The Importance of Hanging Together in the Cloud

June 28, 2011 Off By David
Grazed from IT Business Edge.  Author: Michael Vizard.

As we approach Independence Day, now may be a good time for IT organizations to remember the wise words that Benjamin Franklin once shared with his colleagues: “We must, indeed, all hang together, or assuredly we shall all hang separately."

More often than not, internal IT organizations are finding themselves competing against any number of cloud computing providers. What’s at stake here is whether a particular application workload is going to run on a cloud computing service or on internal IT infrastructure. Generally speaking, the internal IT team would prefer to see that application workload running internally in the interest of full employment.

While there are plenty of compliance and security reasons that might require application workloads to run on internal systems, the fact remains that the external provider usually has a few inherent advantages in terms of processes and access to the latest IT automation technologies to drive them. If internal IT organizations really want to compete against external cloud service providers, they are going to have to rethink their internal workflow processes. And more often than not, that’s going to mean adopting some form of IT automation tool.

The folks at Opscode, a provider of an open-source systems management framework for managing clouds that is included in the OpenStack cloud management framework, have come to the same conclusion. As a result, the company recently released a version of its software that can be deployed as an appliance behind the corporate firewall. Known as Private Chef, the appliance is based on the same software that the company used to deliver Hosted Chef, which is a software-as-a-service (SaaS) platform the company created for managing cloud computing deployments.

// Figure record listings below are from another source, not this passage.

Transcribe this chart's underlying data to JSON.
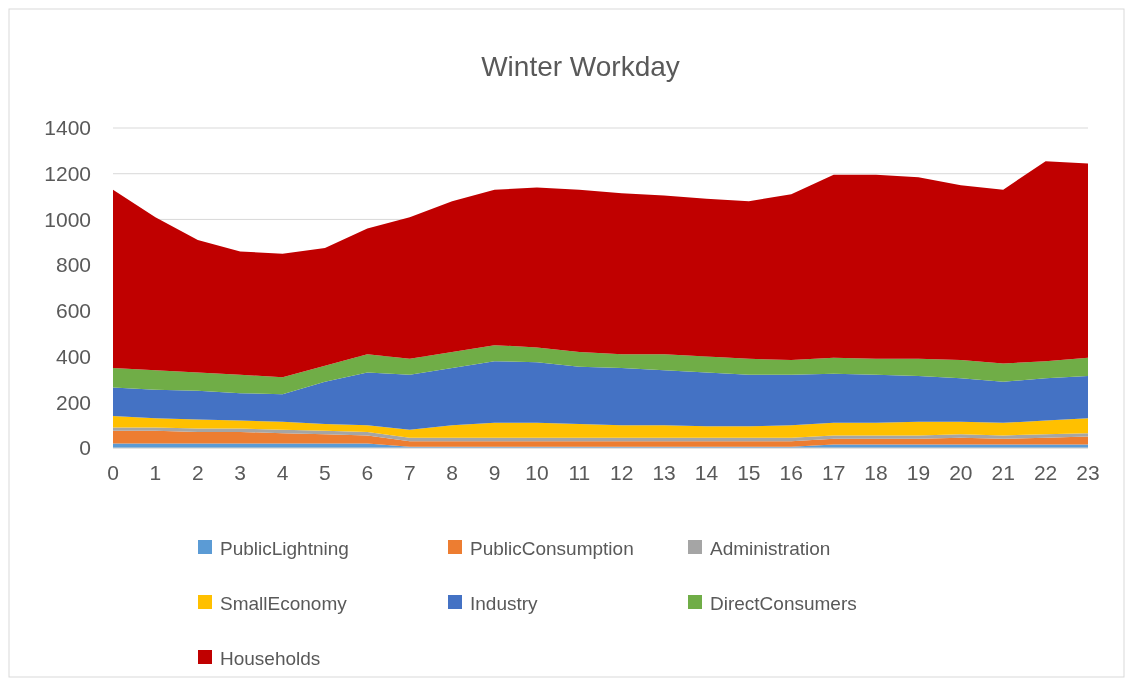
{
  "chart_data": {
    "type": "area",
    "title": "Winter Workday",
    "stacked": true,
    "x": [
      0,
      1,
      2,
      3,
      4,
      5,
      6,
      7,
      8,
      9,
      10,
      11,
      12,
      13,
      14,
      15,
      16,
      17,
      18,
      19,
      20,
      21,
      22,
      23
    ],
    "xlim": [
      0,
      23
    ],
    "xticks": [
      0,
      1,
      2,
      3,
      4,
      5,
      6,
      7,
      8,
      9,
      10,
      11,
      12,
      13,
      14,
      15,
      16,
      17,
      18,
      19,
      20,
      21,
      22,
      23
    ],
    "ylim": [
      0,
      1400
    ],
    "yticks": [
      0,
      200,
      400,
      600,
      800,
      1000,
      1200,
      1400
    ],
    "grid": "y",
    "legend": "bottom",
    "series": [
      {
        "name": "PublicLightning",
        "color": "#5b9bd5",
        "values": [
          20,
          20,
          20,
          20,
          20,
          20,
          20,
          5,
          5,
          5,
          5,
          5,
          5,
          5,
          5,
          5,
          5,
          15,
          15,
          15,
          15,
          15,
          15,
          15
        ]
      },
      {
        "name": "PublicConsumption",
        "color": "#ed7d31",
        "values": [
          55,
          55,
          50,
          50,
          45,
          40,
          35,
          25,
          25,
          25,
          25,
          25,
          25,
          25,
          25,
          25,
          25,
          25,
          25,
          25,
          30,
          25,
          30,
          35
        ]
      },
      {
        "name": "Administration",
        "color": "#a5a5a5",
        "values": [
          15,
          15,
          15,
          15,
          15,
          15,
          15,
          15,
          15,
          15,
          15,
          15,
          15,
          15,
          15,
          15,
          15,
          15,
          15,
          15,
          15,
          15,
          15,
          15
        ]
      },
      {
        "name": "SmallEconomy",
        "color": "#ffc000",
        "values": [
          50,
          40,
          40,
          35,
          35,
          30,
          30,
          35,
          55,
          65,
          65,
          60,
          55,
          55,
          50,
          50,
          55,
          55,
          55,
          60,
          55,
          55,
          60,
          65
        ]
      },
      {
        "name": "Industry",
        "color": "#4472c4",
        "values": [
          125,
          125,
          125,
          120,
          120,
          185,
          230,
          240,
          250,
          270,
          265,
          250,
          250,
          240,
          235,
          225,
          220,
          215,
          210,
          200,
          190,
          180,
          185,
          185
        ]
      },
      {
        "name": "DirectConsumers",
        "color": "#70ad47",
        "values": [
          85,
          85,
          80,
          80,
          75,
          70,
          80,
          70,
          70,
          70,
          65,
          65,
          60,
          70,
          70,
          70,
          65,
          70,
          70,
          75,
          80,
          80,
          75,
          80
        ]
      },
      {
        "name": "Households",
        "color": "#c00000",
        "values": [
          780,
          670,
          580,
          540,
          540,
          515,
          550,
          620,
          660,
          680,
          700,
          710,
          705,
          695,
          690,
          690,
          725,
          800,
          805,
          795,
          765,
          760,
          875,
          850
        ]
      }
    ]
  }
}
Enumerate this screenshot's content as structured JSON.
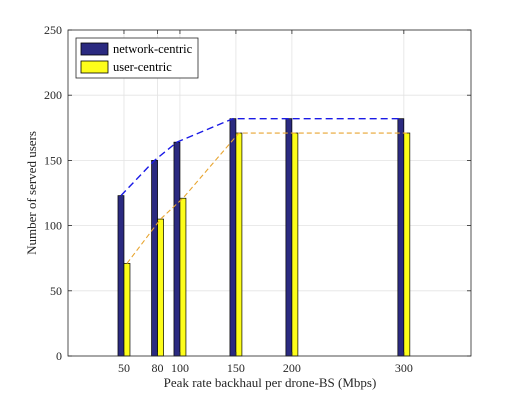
{
  "colors": {
    "network": "#2b2a80",
    "user": "#fdfd1a",
    "network_trend": "#1a1ae6",
    "user_trend": "#e8a530",
    "grid": "#e3e3e3",
    "axis": "#262626"
  },
  "chart_data": {
    "type": "bar",
    "title": "",
    "xlabel": "Peak rate backhaul per drone-BS (Mbps)",
    "ylabel": "Number of served users",
    "xlim": [
      0,
      360
    ],
    "ylim": [
      0,
      250
    ],
    "grid": true,
    "legend_position": "top-left",
    "x": [
      50,
      80,
      100,
      150,
      200,
      300
    ],
    "x_tick_labels": [
      "50",
      "80",
      "100",
      "150",
      "200",
      "300"
    ],
    "y_ticks": [
      0,
      50,
      100,
      150,
      200,
      250
    ],
    "y_tick_labels": [
      "0",
      "50",
      "100",
      "150",
      "200",
      "250"
    ],
    "series": [
      {
        "name": "network-centric",
        "values": [
          123,
          150,
          164,
          182,
          182,
          182
        ]
      },
      {
        "name": "user-centric",
        "values": [
          71,
          105,
          121,
          171,
          171,
          171
        ]
      }
    ],
    "trend_lines": [
      {
        "series": "network-centric",
        "style": "dashed"
      },
      {
        "series": "user-centric",
        "style": "dashed"
      }
    ]
  }
}
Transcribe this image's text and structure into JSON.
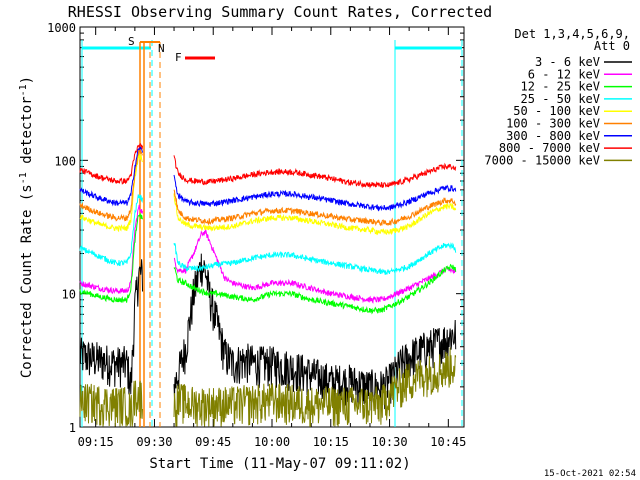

Of course, there are any number of platforms for managing cloud deployments, but Opscode CEO Jesse Robbins is making a case for an open-source approach that allows IT organizations to be part of a larger community. If internal IT organizations are in a struggle to justify their continuing existence, it makes sense to be part of a larger community that is fighting the same fight.

Whether you agree with that reasoning or not depends on how much of a threat you perceive cloud computing to be. But at the very least, there are tons of systems management best practices to be shared among IT professionals who, on a daily basis, are contending with the same issues.